Меня поймать - попробуйте найдите,
Обеты чести? — я был вольный пёс.
Мой флаг — черней, чем ночь над Сан-Доминго,
Клинок — острей, чем правда стариков.
Я знал, как плачут в трюмах тёмных девки,
Как вьётся дым разграбленных судов.
Малец, что метил в грудь мне дулом,
Не знал, что честь — лишь вывеска глупца.
Его отец — что славился разгулом,
Был трус, что сжёг корабль у моего крыльца.

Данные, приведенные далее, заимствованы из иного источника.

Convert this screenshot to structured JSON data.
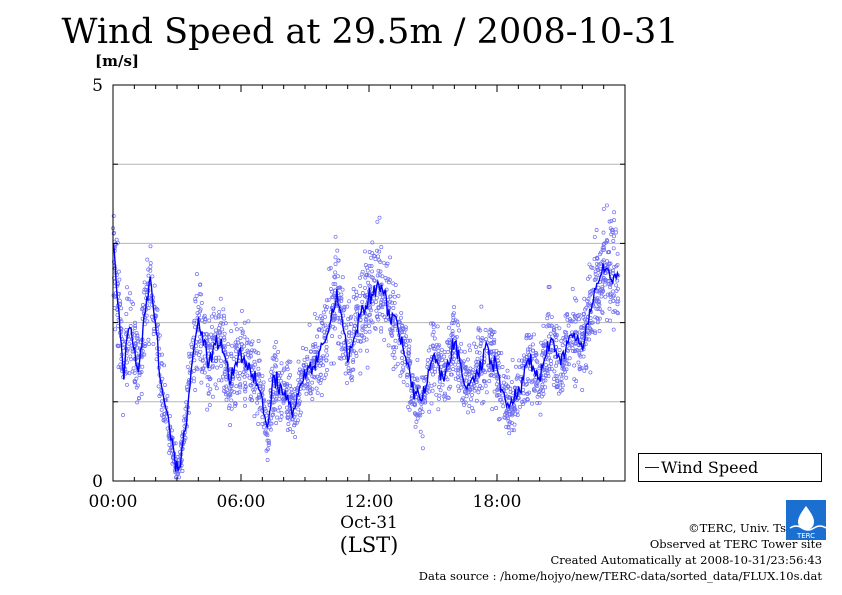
{
  "title": "Wind Speed at 29.5m / 2008-10-31",
  "chart_data": {
    "type": "scatter",
    "title": "Wind Speed at 29.5m / 2008-10-31",
    "ylabel": "[m/s]",
    "ylim": [
      0,
      5
    ],
    "y_ticks": [
      "0",
      "5"
    ],
    "xlim": [
      "00:00",
      "24:00"
    ],
    "x_ticks": [
      "00:00",
      "06:00",
      "12:00",
      "18:00"
    ],
    "x_date_label": "Oct-31",
    "x_tz_label": "(LST)",
    "grid": "horizontal",
    "legend": {
      "position": "bottom-right",
      "label": "Wind Speed"
    },
    "series": [
      {
        "name": "Wind Speed",
        "style": "line-with-scatter",
        "line_color": "#0000ff",
        "point_color": "#6f6ff2",
        "hours": [
          0,
          0.25,
          0.5,
          0.75,
          1.0,
          1.25,
          1.5,
          1.75,
          2.0,
          2.25,
          2.5,
          2.75,
          3.0,
          3.25,
          3.5,
          3.75,
          4.0,
          4.5,
          5.0,
          5.5,
          6.0,
          6.5,
          7.0,
          7.25,
          7.5,
          8.0,
          8.5,
          9.0,
          9.5,
          10.0,
          10.5,
          11.0,
          11.5,
          12.0,
          12.5,
          13.0,
          13.5,
          14.0,
          14.5,
          15.0,
          15.5,
          16.0,
          16.5,
          17.0,
          17.5,
          18.0,
          18.5,
          19.0,
          19.5,
          20.0,
          20.5,
          21.0,
          21.5,
          22.0,
          22.5,
          23.0,
          23.5
        ],
        "values": [
          3.0,
          2.2,
          1.4,
          2.0,
          1.6,
          1.4,
          2.2,
          2.5,
          2.0,
          1.2,
          0.9,
          0.5,
          0.1,
          0.4,
          1.0,
          1.6,
          2.0,
          1.5,
          1.8,
          1.3,
          1.6,
          1.4,
          1.0,
          0.6,
          1.3,
          1.1,
          0.9,
          1.4,
          1.5,
          1.8,
          2.4,
          1.6,
          2.0,
          2.3,
          2.5,
          2.1,
          1.8,
          1.2,
          1.0,
          1.6,
          1.3,
          1.8,
          1.2,
          1.3,
          1.7,
          1.4,
          1.0,
          1.1,
          1.5,
          1.3,
          1.8,
          1.5,
          1.9,
          1.7,
          2.3,
          2.7,
          2.6
        ]
      }
    ]
  },
  "credits": [
    "©TERC, Univ. Tsukuba",
    "Observed at TERC Tower site",
    "Created Automatically at 2008-10-31/23:56:43",
    "Data source : /home/hojyo/new/TERC-data/sorted_data/FLUX.10s.dat"
  ],
  "logo_text": "TERC"
}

Но помню я тот бой у мыса Горна,
Где палуба от крови скользкой стала.
Его отец, отпетый негодяй,
От страха за борт прыгнуть не успел.
Он крикнул: «Милосердья!» — голос хриплый
Дрожал, как парус в шквале на ветру.
Я дал ему глоток последний рома —
Пусть в ад сухим не входит, по утру.
Теперь же вновь я слышу шаг за кромкой —
Тот мальчик вырос, стал морской грозой.
В глазах — не страх, а пламя мести чёрной,
Клинок свой точит - видно не впервой.
Но пусть идёт! Пусть ветер в парус рвётся,
Пусть канонада громом небо рвёт!
Я — капитан, чья совесть не проснётся,
А смерть со мной давно уж виски пьёт.
|
Со смертью виски пьёшь уже давно.
За борт швыряешь жизнь безбожно,
Бутылочное лишь видишь — дно.
Под парусами ветра больше нету,
А путь лежит сквозь хмельные шторма.
Ты капитаном стал, но пропил всю планету,
И душу потерял ты навсегда.
Давай-ка бросим якорь, у Карибов,
Пусть ветер переменит свой напор.
Возьми ты руль судьбы без перегибов,
Ведь жить без совести совсем не хоро́шо.